I was quasi-OK with the way the screenwriters felt it would be politically incorrect to show how Bond really got his first two kills: sniping a Japanese code breaker through a New York City skyscraper window and then killing a fellow agent from Norway who was also working for the Germans (Bond got his 00 status in World War Two).
It was certainly OK that Bond actually kills bad guys in this adaptation, where, in the novel, he just watches people die around him the entire time.
I am really OK with the depiction of Venice water being so deep that a house can sink into a canal and a man would still get to dive deep into clear swimming pool water to rescue someone (Venice water is dirty and black and would even murkier if plaster had just crumbled into it).
[Editor's note: I am wrong about the following because I've been told that Vesper went to bed after the shower scene and had plenty of dresses with her]
But I like the idea of living the Bond lifestyle of travelling around Europe doing business and bringing along both a suit and a tuxedo. I sometimes bring a woman friend along whom I've bought an evening gown for (next week I will go to Karlovy Vary and Kotek to hang around the locales where the movie was shot and I will wear a tuxedo).
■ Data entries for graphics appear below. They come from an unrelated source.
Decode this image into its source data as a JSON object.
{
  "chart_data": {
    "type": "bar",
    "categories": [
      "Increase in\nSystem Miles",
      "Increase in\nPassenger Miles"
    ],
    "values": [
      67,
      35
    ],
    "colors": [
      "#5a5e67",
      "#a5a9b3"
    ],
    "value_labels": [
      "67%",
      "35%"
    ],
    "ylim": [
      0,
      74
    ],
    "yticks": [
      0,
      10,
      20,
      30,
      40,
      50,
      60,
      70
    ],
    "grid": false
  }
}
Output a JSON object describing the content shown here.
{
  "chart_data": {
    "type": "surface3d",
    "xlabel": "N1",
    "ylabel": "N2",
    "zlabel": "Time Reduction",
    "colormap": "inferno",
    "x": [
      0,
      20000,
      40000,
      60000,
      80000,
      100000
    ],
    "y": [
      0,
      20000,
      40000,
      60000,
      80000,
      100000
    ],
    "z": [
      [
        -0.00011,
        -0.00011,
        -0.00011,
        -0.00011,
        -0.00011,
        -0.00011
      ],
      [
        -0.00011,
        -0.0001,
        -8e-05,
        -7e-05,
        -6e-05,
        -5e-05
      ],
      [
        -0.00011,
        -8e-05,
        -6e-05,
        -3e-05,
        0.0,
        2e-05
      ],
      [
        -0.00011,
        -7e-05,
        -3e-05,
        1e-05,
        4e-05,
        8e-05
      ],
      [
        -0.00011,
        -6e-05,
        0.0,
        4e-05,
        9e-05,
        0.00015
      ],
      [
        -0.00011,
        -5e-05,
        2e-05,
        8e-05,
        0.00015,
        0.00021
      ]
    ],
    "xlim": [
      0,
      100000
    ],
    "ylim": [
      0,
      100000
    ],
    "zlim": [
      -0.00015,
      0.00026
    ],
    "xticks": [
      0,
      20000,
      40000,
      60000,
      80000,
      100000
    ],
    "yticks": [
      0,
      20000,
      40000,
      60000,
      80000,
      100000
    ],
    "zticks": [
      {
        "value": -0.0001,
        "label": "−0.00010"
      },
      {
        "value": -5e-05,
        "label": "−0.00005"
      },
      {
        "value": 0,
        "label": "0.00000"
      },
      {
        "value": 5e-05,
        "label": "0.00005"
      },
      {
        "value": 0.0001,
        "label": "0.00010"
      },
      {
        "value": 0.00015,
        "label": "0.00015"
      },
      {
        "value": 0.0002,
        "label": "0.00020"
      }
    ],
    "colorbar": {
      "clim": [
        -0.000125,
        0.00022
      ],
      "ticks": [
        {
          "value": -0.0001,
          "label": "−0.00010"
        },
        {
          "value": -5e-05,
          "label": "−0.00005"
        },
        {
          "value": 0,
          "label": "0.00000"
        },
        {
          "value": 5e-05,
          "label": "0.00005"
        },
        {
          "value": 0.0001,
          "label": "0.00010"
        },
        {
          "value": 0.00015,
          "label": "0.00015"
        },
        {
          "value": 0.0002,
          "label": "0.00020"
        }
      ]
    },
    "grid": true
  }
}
And one thing that you DON'T do above all other don'ts while travelling...is let anything happen to your suit that cannot be quickly solved by an iron and/or some soda water.
I bring along extra ties and shirts in case I was stupid enough to order spaghetti with tomato sauce at a meal (stupid idea for a professional on the road). But an extra suit would add too much weight to luggage that would presumably also include "gadgets" like product samples, etc. An extra tuxedo would be superfluous. Nobody brings along extra tuxedoes (although Bond did have a spare in this movie).
For my partner to get under the shower and cry with the evening gown I bought her...would be way too much. It would ruin the whole point of taking her. It would ruin the "mission" if her presence at a ball were meant to impress business contacts. She could not continue the mission with a soaking dress.
Then again, I don't often kill people in the stairwell and ask my partner to help.
The original script called for her crying in her underwear after slipping out of her dress.
Here is an article about the subject:
http://www.theglobea...PEntertainment/
[Editor's Note: I now realize that Vesper had several dresses and did not return to the card room after the killings of the Africans.
You don't need to set me straight on this point anymore!]
For that matter, I guess a man who has to kill a lot on missions would need to take along special cleaning fluids, portable dry-cleaning apparati, extra shirts and bow ties and underwear because of the blood factor. I only have to worry about the spaghetti sauce.
Don't get me wrong: I was thought the general idea of having someone crying in a dress under the shower is great drama and Green did a good job of making me believe a man could fall in love with her (but not specifically me). I just want Barbara Broccoli to run things and not the actresses she hires. And speaking of whom she hires for the next movie, it wouldn't be hard to find a good actress with a little meat on her bones like the original Bond Women (Claudine and Ursula).
Edited by VeteransAbroad, 29 November 2006 - 11:59 AM.